Davisville Village encompasses the area east of Yonge Street over to the west side of Bayview Avenue, and south from Eglinton down to Merton Street, to the north of the park-like setting of Mount Pleasant Cemetery. It is home to many residential high-rise apartments and boutique shops. Its many large Victorian and Tudor-style homes are among the most expensive residences in the city. In 2008, the Mount Pleasant Village BIA was established and has been a significant asset in the evolution of the area, while maintaining the heritage integrity of the buildings. With the exception of Merton Street, Davisville Village's lack of new high-rise condominium development preserves a look and feel similar to that found in Toronto's other upscale low-rise neighbourhoods such as Lawrence Park, the Beaches and the Kingsway.

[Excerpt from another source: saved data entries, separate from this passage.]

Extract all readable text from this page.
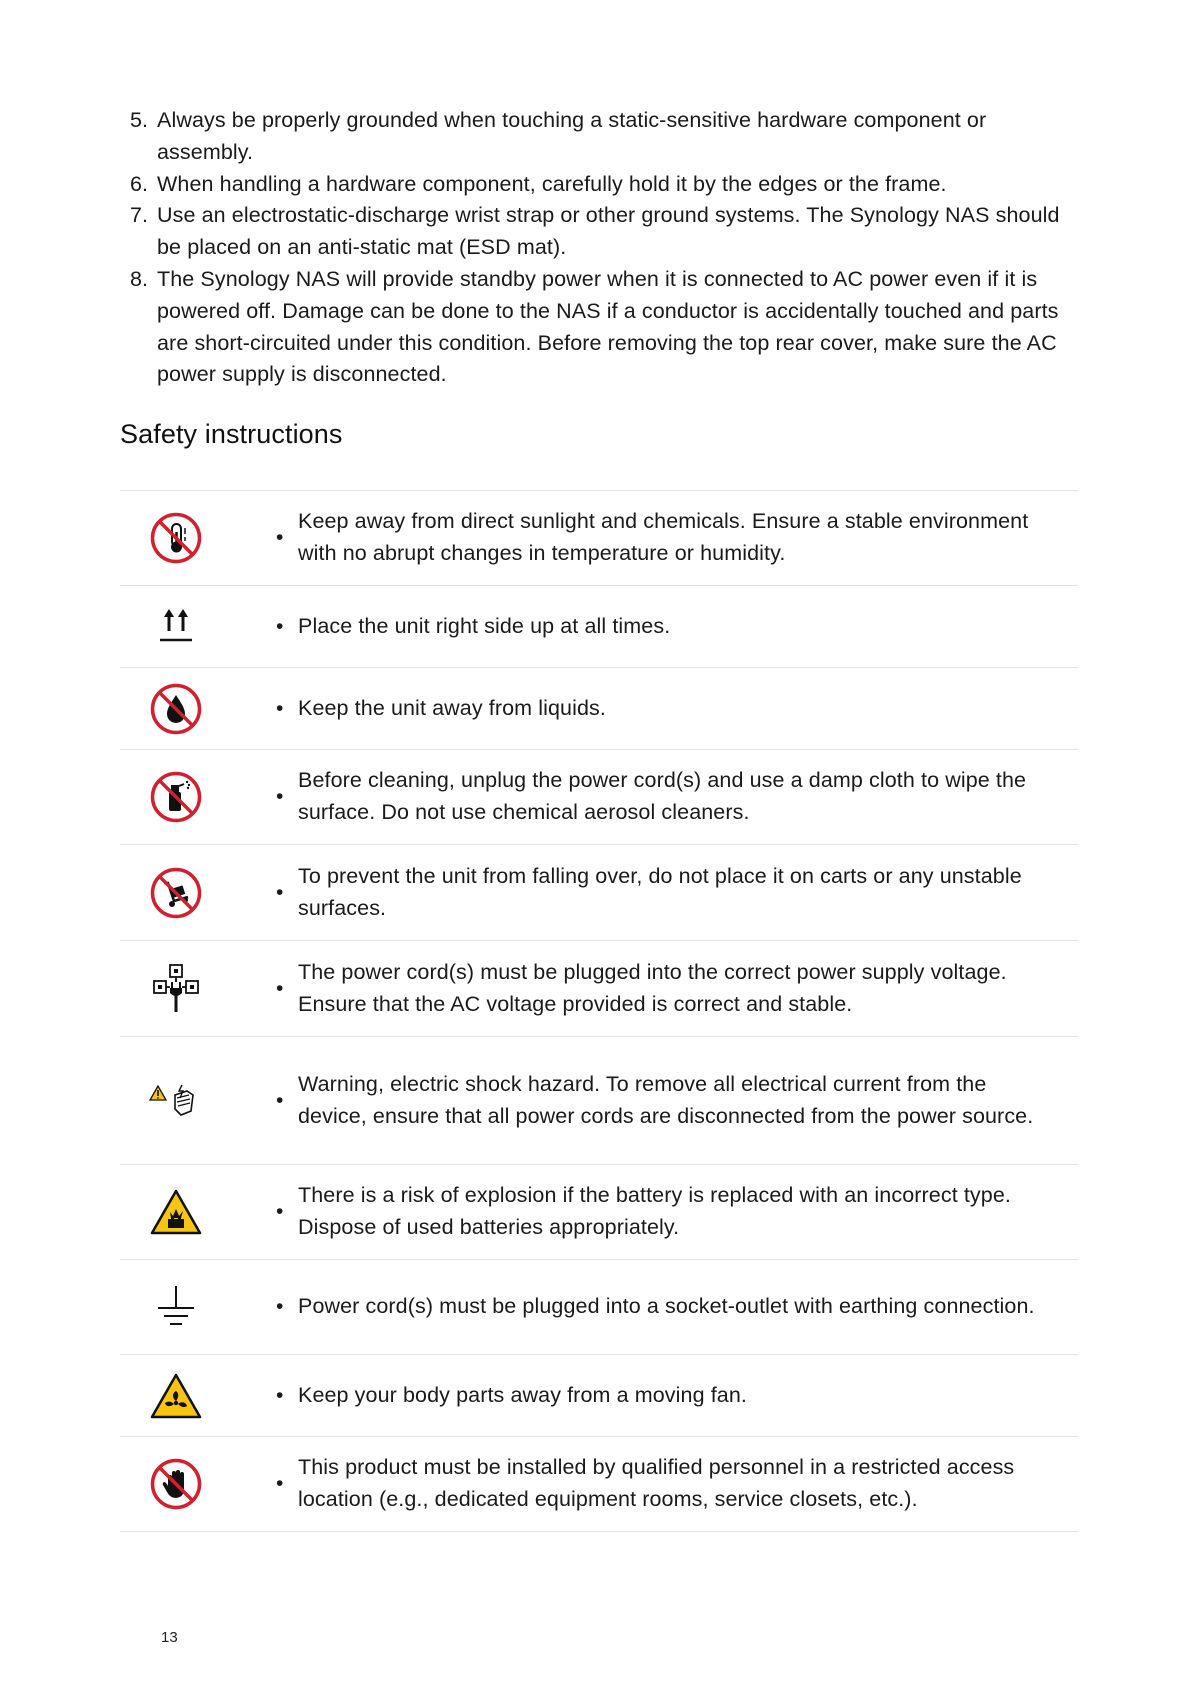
5. Always be properly grounded when touching a static-sensitive hardware component or assembly.
6. When handling a hardware component, carefully hold it by the edges or the frame.
7. Use an electrostatic-discharge wrist strap or other ground systems. The Synology NAS should be placed on an anti-static mat (ESD mat).
8. The Synology NAS will provide standby power when it is connected to AC power even if it is powered off. Damage can be done to the NAS if a conductor is accidentally touched and parts are short-circuited under this condition. Before removing the top rear cover, make sure the AC power supply is disconnected.
Safety instructions
•
Keep away from direct sunlight and chemicals. Ensure a stable environment with no abrupt changes in temperature or humidity.
• Place the unit right side up at all times.
• Keep the unit away from liquids.
•
Before cleaning, unplug the power cord(s) and use a damp cloth to wipe the surface. Do not use chemical aerosol cleaners.
•
To prevent the unit from falling over, do not place it on carts or any unstable surfaces.
•
The power cord(s) must be plugged into the correct power supply voltage. Ensure that the AC voltage provided is correct and stable.
•
Warning, electric shock hazard. To remove all electrical current from the device, ensure that all power cords are disconnected from the power source.
•
There is a risk of explosion if the battery is replaced with an incorrect type. Dispose of used batteries appropriately.
• Power cord(s) must be plugged into a socket-outlet with earthing connection.
• Keep your body parts away from a moving fan.
•
This product must be installed by qualified personnel in a restricted access location (e.g., dedicated equipment rooms, service closets, etc.).
13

The centre of midtown and one of Toronto's four major business centres, "Yonge and Eg" is at the junction of North Toronto (east and west of Yonge, north of Eglinton), the northern edges of Davisville Village (southeast) and Chaplin Estates (southwest). The immediate area includes several high-rise office buildings, the busy Eglinton Station, and a large mall-office complex. It is home to numerous restaurants, two multiplex cinemas and a diverse retail strip. Since about 2000, this area has been undergoing a surge in commercial and residential development, with a massive influx of young urban professional singles and families.